テレビが登場した直後に大宅壮一が「一億総白痴化」と論じました。ウィキペディアでは次のようにかかれています。
もともとは『週刊東京』1957年2月2日号における以下の論評が広まったものである。これを踏まえて、テレビを視ないことに積極的な意義を見いだす志向が生まれたと思います。当時であれば、テレビを視なければ、本を読むとか、レコードを聴くなどすることになったでしょう。テレビは受動的な娯楽ですが、読書や音楽鑑賞は能動的な娯楽である側面を持つため、「テレビを視るのを止めて、小説を読破した」などという方が好ましく思われるという効果が期待されます。
テレビに至っては、紙芝居同様、否、紙芝居以下の白痴番組が毎日ずらりと列んでいる。ラジオ、テレビという最も進歩したマスコミ機関によって、『一億白痴化運動』が展開されていると言って好い。
このようなテレビ黎明期の風潮が今日でも続いているようですが、社会は変わっているのではないでしょうか。
まずテレビは地上波だけではなく、BS放送やCS放送がおこなわれるようになっています。テレビを視ているというと、民放のドラマや歌番組を視ているという意味に受け取られることがありますが、地上波の民放は見ていなくても、BSやCSでCNNやBBCとかドキュメンタリー・チャンネルを視ているかもしれないわけです。
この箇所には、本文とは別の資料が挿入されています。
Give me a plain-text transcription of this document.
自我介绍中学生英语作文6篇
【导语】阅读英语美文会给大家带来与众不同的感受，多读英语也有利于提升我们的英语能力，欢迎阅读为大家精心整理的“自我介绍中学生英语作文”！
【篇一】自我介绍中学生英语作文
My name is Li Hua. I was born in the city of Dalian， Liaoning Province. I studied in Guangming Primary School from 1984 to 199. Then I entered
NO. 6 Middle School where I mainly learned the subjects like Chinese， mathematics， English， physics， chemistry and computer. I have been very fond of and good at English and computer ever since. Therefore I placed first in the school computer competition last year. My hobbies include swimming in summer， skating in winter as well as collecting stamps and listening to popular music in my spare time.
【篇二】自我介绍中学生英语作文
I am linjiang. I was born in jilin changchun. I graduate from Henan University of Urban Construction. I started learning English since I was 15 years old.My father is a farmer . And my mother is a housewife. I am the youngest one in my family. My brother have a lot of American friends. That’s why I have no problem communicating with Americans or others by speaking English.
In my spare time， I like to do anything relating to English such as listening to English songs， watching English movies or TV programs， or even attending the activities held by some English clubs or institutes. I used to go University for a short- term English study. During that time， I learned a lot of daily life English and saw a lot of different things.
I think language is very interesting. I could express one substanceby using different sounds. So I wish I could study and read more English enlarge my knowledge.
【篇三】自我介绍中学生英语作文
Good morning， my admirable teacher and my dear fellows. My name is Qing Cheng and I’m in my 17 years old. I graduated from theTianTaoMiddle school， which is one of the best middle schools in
さらに最近では、PCやスマホで動画を視るのが、一般的になってきています。場合によっては、テレビで放送された作品が動画で視られたりしますから、いうなれば「テレビは視ていない」けど「同じものを(PCやスマホ)の動画で視ている」ことができてしまいます。こうなってしまうと、「テレビを持っていない」としても、「そのような作品を視ることが出来ない」を意味しないのです。
今日においては、「テレビを持っていない」というのは、家電製品としてのテレビを所有していないというだけの意味でしかないでしょう。その発言の背後に「テレビで放送される作品に興味がない」とか「そのような作品をみたことがないし、本を読む(または音楽を聴く)ほうが好きだ」 ということを意味しません。
時代は変化しているのに、言葉が追い付いていない印象を受けます。それを意識したうえで発言するようにしたいと思います。そこを曖昧にしたままにすると「ご飯論法」のようなことも出来てしまいますから、注意しておくに越したことは無いでしょう。